Despite the stream of politicos knocking on his door to seek his blessing, Sistani has said he will not anoint any person or party. He even refuses to allow visitors to be photographed with him, for fear they might turn pictures into propaganda. His overriding motive, intimates say, is to seize this moment in history to ensure that Shi'ite hopes are not dashed yet again. For centuries, the sect has ended up on the wrong side of power, and Sistani wants to make sure it comes out on top this time. He has been adamant about elections because he believes Shi'ites can get what they want at the ballot box, and the rest of the world will have to accept it. Some Sistani aides say there is an implicit warning in that: if Shi'ite expectations of electoral victory are thwarted, Sistani could call his followers to rebel. "He does not think of jihad now," says Ali al-Mousawi al-Waath, Sistani's agent in the Baghdad shrine district of Khadimiya, "but that depends on what the Americans do." Iraq's Shi'ites, he says, "follow our marja. If he tells us to die, we die."

No one thinks Sistani is close to giving such an order. He is too "humane," says Shahristani. When al-Sadr's soldiers disobeyed Sistani's directive not to spill blood in Najaf, Sistani "wept for hours" over the young Iraqi lives that were lost, says an intimate. A diplomat in Baghdad regards Sistani as a "cautious man who doesn't go out on a limb." Sistani's men say he has repeatedly doused al-Sadr's uprisings because he fears violence will only cost the Shi'ites their legitimate claim to power.
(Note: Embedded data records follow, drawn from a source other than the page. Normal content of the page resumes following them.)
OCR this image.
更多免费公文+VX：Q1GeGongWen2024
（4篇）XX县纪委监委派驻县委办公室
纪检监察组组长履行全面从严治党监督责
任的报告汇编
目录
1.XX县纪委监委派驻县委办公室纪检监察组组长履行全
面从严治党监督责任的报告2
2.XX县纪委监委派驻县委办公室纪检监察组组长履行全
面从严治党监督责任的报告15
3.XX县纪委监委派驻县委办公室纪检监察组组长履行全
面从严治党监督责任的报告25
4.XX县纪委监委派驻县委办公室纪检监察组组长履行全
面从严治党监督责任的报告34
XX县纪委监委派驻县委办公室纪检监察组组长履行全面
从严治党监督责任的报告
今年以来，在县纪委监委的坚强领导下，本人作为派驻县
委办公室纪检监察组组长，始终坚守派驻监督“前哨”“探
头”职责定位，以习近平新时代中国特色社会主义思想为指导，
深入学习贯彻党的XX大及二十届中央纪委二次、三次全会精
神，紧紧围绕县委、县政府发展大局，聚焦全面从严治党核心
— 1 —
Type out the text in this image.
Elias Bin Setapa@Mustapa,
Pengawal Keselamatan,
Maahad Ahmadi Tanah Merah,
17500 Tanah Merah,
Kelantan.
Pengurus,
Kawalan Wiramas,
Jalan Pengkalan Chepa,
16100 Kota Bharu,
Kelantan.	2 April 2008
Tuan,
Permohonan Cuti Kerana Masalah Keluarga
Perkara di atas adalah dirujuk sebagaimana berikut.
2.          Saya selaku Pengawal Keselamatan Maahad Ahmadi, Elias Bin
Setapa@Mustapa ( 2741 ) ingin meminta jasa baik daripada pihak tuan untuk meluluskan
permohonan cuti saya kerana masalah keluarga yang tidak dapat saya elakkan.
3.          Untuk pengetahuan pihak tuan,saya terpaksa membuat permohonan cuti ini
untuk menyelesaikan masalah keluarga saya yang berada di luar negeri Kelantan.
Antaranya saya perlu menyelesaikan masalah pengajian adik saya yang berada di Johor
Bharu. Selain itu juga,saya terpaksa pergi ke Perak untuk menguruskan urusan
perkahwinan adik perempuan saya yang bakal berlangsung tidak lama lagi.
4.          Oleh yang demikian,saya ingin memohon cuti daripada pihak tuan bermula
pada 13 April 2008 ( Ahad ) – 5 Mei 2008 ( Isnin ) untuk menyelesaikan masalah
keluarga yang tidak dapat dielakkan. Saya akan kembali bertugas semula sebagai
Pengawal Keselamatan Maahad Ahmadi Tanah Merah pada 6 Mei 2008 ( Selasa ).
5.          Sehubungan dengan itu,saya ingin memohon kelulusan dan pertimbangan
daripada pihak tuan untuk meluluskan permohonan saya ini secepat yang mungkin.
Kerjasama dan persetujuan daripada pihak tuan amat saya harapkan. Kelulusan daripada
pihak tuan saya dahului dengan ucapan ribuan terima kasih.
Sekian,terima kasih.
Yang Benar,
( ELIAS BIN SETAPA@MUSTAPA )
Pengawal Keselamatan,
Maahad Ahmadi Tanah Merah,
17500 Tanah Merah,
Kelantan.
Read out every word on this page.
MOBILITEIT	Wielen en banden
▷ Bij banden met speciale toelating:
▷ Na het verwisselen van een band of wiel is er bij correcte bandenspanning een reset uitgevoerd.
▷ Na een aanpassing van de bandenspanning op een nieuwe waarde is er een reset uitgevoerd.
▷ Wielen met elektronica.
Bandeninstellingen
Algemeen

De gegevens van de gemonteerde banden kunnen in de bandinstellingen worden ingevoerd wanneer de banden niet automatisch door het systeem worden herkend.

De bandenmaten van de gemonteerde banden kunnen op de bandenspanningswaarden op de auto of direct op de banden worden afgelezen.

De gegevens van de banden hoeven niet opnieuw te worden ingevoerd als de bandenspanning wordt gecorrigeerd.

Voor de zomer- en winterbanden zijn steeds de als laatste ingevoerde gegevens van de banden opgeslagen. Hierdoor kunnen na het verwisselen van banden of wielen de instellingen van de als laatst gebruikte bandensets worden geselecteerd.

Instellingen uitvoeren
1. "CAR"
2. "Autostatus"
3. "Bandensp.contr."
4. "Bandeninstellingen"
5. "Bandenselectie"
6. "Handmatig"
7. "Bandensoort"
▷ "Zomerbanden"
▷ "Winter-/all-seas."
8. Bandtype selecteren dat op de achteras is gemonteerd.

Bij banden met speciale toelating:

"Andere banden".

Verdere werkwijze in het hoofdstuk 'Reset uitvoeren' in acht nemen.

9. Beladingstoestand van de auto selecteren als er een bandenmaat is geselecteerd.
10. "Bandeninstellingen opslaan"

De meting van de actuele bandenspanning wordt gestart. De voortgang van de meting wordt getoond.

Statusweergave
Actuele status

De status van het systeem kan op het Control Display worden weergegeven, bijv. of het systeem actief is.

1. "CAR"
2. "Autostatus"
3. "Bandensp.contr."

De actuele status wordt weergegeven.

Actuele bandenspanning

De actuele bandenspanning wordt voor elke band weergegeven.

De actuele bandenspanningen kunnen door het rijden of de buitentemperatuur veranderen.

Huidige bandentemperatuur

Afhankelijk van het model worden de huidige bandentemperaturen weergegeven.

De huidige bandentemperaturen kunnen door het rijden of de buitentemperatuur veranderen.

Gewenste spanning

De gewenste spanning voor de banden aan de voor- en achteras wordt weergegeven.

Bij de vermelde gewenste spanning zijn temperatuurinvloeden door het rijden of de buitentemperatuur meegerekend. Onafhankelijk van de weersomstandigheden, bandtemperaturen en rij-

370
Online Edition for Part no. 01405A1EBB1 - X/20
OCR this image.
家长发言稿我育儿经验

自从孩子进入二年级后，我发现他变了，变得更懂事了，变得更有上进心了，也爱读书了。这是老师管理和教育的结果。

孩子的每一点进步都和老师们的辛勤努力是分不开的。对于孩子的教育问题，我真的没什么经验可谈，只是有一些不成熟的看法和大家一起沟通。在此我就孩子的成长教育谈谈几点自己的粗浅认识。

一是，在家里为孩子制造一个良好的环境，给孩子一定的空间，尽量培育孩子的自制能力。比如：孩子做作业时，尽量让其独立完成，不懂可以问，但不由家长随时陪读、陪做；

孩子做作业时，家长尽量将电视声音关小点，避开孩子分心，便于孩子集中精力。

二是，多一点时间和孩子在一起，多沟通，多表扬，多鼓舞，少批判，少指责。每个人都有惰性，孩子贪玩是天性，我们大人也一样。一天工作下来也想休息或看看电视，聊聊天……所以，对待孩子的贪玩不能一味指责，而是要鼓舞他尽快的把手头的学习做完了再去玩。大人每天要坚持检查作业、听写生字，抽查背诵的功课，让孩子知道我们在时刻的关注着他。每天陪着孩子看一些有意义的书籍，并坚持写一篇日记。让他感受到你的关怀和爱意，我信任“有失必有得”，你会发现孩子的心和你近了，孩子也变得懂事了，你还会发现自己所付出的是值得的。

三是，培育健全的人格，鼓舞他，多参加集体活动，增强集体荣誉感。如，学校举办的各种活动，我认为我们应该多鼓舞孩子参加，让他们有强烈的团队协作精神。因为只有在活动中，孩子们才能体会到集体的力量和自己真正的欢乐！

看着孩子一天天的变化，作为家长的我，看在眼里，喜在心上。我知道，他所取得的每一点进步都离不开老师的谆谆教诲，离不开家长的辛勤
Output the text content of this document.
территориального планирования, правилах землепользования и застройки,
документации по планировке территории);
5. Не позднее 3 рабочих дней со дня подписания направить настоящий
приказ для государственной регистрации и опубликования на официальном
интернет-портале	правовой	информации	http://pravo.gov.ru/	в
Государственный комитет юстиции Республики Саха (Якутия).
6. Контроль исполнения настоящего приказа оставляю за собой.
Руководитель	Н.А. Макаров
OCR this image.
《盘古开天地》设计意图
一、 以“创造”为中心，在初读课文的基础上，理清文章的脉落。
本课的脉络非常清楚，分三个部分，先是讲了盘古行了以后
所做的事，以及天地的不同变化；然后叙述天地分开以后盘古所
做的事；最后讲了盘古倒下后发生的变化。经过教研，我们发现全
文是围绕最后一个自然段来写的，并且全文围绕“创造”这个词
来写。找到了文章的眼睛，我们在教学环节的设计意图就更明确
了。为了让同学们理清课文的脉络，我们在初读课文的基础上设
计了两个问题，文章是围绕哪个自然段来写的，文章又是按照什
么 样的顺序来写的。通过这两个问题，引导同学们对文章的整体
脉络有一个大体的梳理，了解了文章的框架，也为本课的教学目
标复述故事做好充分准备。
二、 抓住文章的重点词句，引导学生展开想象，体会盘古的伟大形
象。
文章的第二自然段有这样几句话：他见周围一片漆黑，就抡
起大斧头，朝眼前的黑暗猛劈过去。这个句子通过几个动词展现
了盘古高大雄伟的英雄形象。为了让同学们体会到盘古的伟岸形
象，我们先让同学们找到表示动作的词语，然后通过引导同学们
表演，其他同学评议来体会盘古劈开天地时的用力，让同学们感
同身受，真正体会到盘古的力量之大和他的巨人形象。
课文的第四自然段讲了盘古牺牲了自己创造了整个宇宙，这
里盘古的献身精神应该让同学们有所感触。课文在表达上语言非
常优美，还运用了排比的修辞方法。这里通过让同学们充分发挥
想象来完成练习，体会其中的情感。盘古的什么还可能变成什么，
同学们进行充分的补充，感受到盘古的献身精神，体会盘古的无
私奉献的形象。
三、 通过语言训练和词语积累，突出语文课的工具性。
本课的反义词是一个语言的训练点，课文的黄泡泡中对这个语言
But his aides say he is growing increasingly worried that the U.S. is manipulating the electoral process to limit Shi'ite influence. White House and State Department officials are concerned that in a completely open election, Shi'ites might emerge with an enormous majority that would dangerously shunt Sunnis and Kurds aside. The National Security Council's Iraq point man, Robert Blackwill, came up with the idea of uniting members of the former and current interim governments, made up largely of exiles chosen for their ethnic balance and pro-American attitudes, into a single slate. That would give Washington's favored candidates, who have well-organized political operations but are not individually popular, a way to stay in power. Blackwill, says a well-placed U.S. official, "created the idea to counter Sistani's power." Blackwill's office claims that while he was developing the plan, some Iraqis hit on the same idea "independently." But the ayatullah has indicated he disapproves of the unified slate. "He's afraid the way the voting is being set up, the Shi'ites might be cheated out of their majority," says Michigan's Cole. The system has also encouraged the curious alliance of the religious al-Sadr and the secular Ahmad Chalabi, former U.S. favorite, who see in each other a way to trump Sistani's power. The ayatullah is agitating for changes that would give Islamic parties aligned with him a higher profile. While the cleric has not tried to negotiate the specifics, observers say that is as far into the grit of politics as he has ventured. He has to show Shi'ites that the election can benefit them, says Katzman. If it doesn't, he risks a damaging loss of legitimacy among ordinary Shi'ites that demagogues like al-Sadr will try to exploit.

The last thing Washington wants is to help someone like al-Sadr rise to power. "Sistani's the most moderate ayatullah in sight," says a Western diplomat in Baghdad, "and the U.S. needs to see eye to eye with him on basic political steps." That means the Bush Administration may have to accept that the version of democracy it went to war to create in Iraq may not be the one it gets. To achieve a stable, free Iraq, there's no going around the power—and preferences—of Grand Ayatullah Sistani.